Singapore has topped the Asian Digital Transformation Index due to strong scores in digital infrastructure and industry connectivity. The two other countries in the Top 3 are South Korea and Japan.
Released by The Economist Intelligence Unit (EIU) and commissioned by Telstra, the Index shows which countries in Asia have the necessary building blocks in place to ensure business success in a connected world.
The study assesses the overall environment for digital transformation in organisations across three pillars: enabling ICT infrastructure, pool of relevant talent and willingness to partner with others.
The ranking and scores are as follows:
- Singapore – 75.6
- South Korea – 72.5
- Japan – 70.7
- Hong Kong – 65.7
- Taiwan – 65.1
- Malaysia – 42.0
- China – 33.9
- Thailand – 23.9
- India – 19.3
- Philippines – 18.8
- Indonesia – 16.0
“Overall, Singapore is number one due to strong scores in digital infrastructure and industry connectivity, in particular as it relates to ICT expenditure, percentage of population covered by 4G networks, ICT access and usage, smartphone penetration rate and ICT laws,” said Charles Ross, an analyst at EIU.
“Singapore’s score in the Index has benefited greatly from the government taking the lead when it comes to infrastructure development, but also in new policy initiatives as it relates to digital transformation. In 2014, the country created the Smart Nation initiative, which seeks to improve the lives of Singaporeans, create new jobs and increase business productivity through the use of technology.”

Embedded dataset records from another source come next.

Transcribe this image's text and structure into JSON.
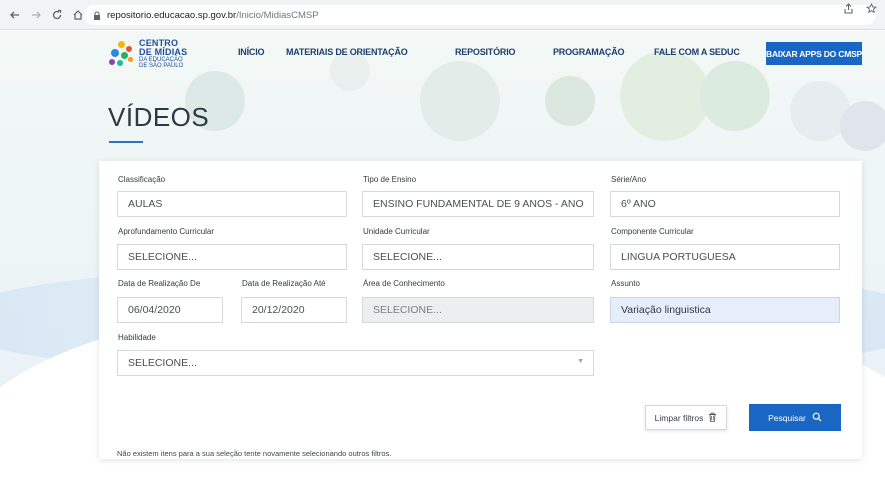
{
  "browser": {
    "url_host": "repositorio.educacao.sp.gov.br",
    "url_path": "/Inicio/MidiasCMSP"
  },
  "header": {
    "logo": {
      "line1": "CENTRO",
      "line2": "DE MÍDIAS",
      "line3": "DA EDUCAÇÃO",
      "line4": "DE SÃO PAULO"
    },
    "menu": [
      {
        "label": "INÍCIO"
      },
      {
        "label": "MATERIAIS DE ORIENTAÇÃO"
      },
      {
        "label": "REPOSITÓRIO"
      },
      {
        "label": "PROGRAMAÇÃO"
      },
      {
        "label": "FALE COM A SEDUC"
      }
    ],
    "apps_button": "BAIXAR APPS DO CMSP"
  },
  "page": {
    "title": "VÍDEOS"
  },
  "filters": {
    "classificacao": {
      "label": "Classificação",
      "value": "AULAS"
    },
    "tipo_ensino": {
      "label": "Tipo de Ensino",
      "value": "ENSINO FUNDAMENTAL DE 9 ANOS - ANO"
    },
    "serie_ano": {
      "label": "Série/Ano",
      "value": "6º ANO"
    },
    "aprofundamento": {
      "label": "Aprofundamento Curricular",
      "value": "SELECIONE..."
    },
    "unidade": {
      "label": "Unidade Curricular",
      "value": "SELECIONE..."
    },
    "componente": {
      "label": "Componente Curricular",
      "value": "LINGUA PORTUGUESA"
    },
    "data_de": {
      "label": "Data de Realização De",
      "value": "06/04/2020"
    },
    "data_ate": {
      "label": "Data de Realização Até",
      "value": "20/12/2020"
    },
    "area": {
      "label": "Área de Conhecimento",
      "value": "SELECIONE..."
    },
    "assunto": {
      "label": "Assunto",
      "value": "Variação linguistica"
    },
    "habilidade": {
      "label": "Habilidade",
      "value": "SELECIONE..."
    }
  },
  "actions": {
    "clear": "Limpar filtros",
    "search": "Pesquisar"
  },
  "results": {
    "message": "Não existem itens para a sua seleção tente novamente selecionando outros filtros."
  },
  "colors": {
    "primary": "#1a66c4",
    "title": "#2d3a45",
    "nav": "#1e3e6e"
  },
  "icons": {
    "back": "arrow-left-icon",
    "forward": "arrow-right-icon",
    "reload": "reload-icon",
    "home": "home-icon",
    "lock": "lock-icon",
    "share": "share-icon",
    "bookmark": "star-icon",
    "trash": "trash-icon",
    "search": "search-icon",
    "dropdown": "caret-down-icon"
  }
}
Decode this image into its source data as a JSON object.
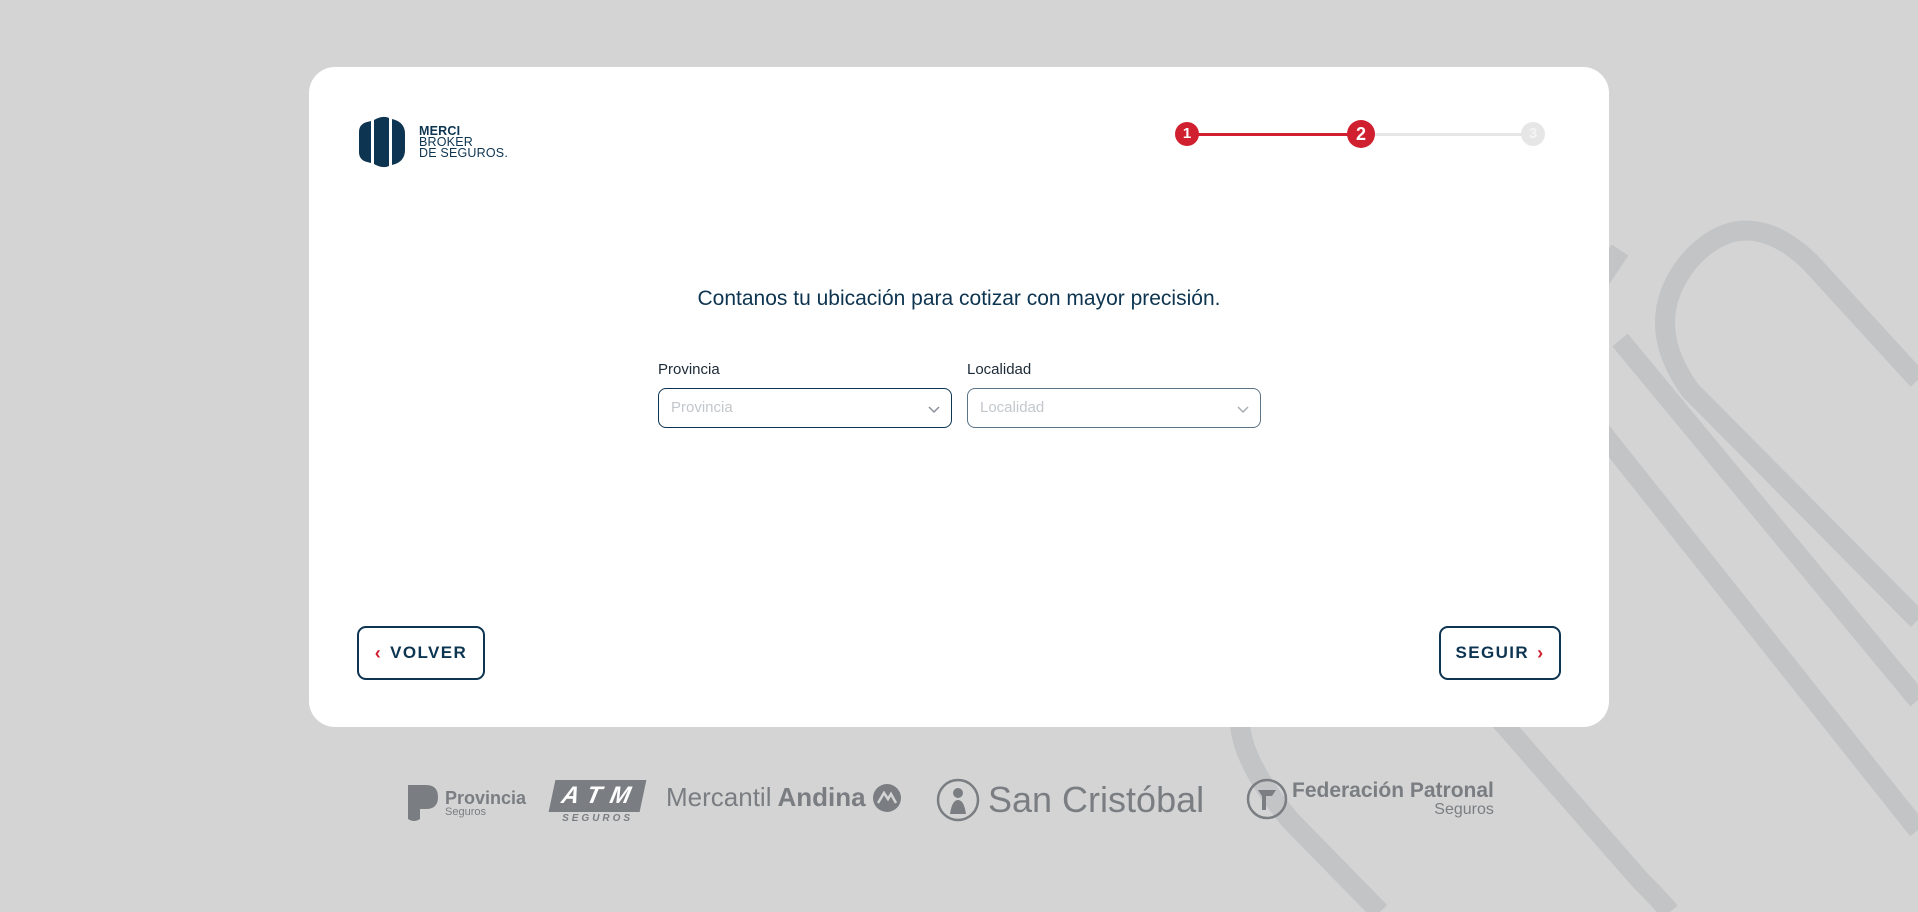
{
  "brand": {
    "line1": "MERCI",
    "line2": "BROKER",
    "line3": "DE SEGUROS."
  },
  "stepper": {
    "steps": [
      "1",
      "2",
      "3"
    ],
    "current": 2,
    "active_color": "#d0202f",
    "inactive_color": "#e6e6e6"
  },
  "form": {
    "headline": "Contanos tu ubicación para cotizar con mayor precisión.",
    "provincia": {
      "label": "Provincia",
      "placeholder": "Provincia"
    },
    "localidad": {
      "label": "Localidad",
      "placeholder": "Localidad"
    }
  },
  "nav": {
    "back_label": "VOLVER",
    "next_label": "SEGUIR"
  },
  "partners": {
    "provincia": {
      "name": "Provincia",
      "sub": "Seguros"
    },
    "atm": {
      "name": "ATM",
      "sub": "SEGUROS"
    },
    "mercantil": {
      "name_a": "Mercantil",
      "name_b": "Andina"
    },
    "sancristobal": {
      "name": "San Cristóbal"
    },
    "federacion": {
      "name": "Federación Patronal",
      "sub": "Seguros"
    }
  },
  "colors": {
    "primary": "#0d3450",
    "accent": "#d0202f",
    "background": "#d4d4d4",
    "card": "#ffffff"
  }
}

Singapore, South Korea and Japan lead the way
Developed economies generally fare better in the Index (Hong Kong is fourth and Taiwan is fifth) and lead their emerging market counterparts in the region on some key measures. The primary reason is that their digital infrastructure is at a more advanced stage, which organisations within those economies can leverage to their advantage in the global marketplace. Without digital infrastructure there cannot be advanced digital transformation, a point clearly acknowledged by survey participants.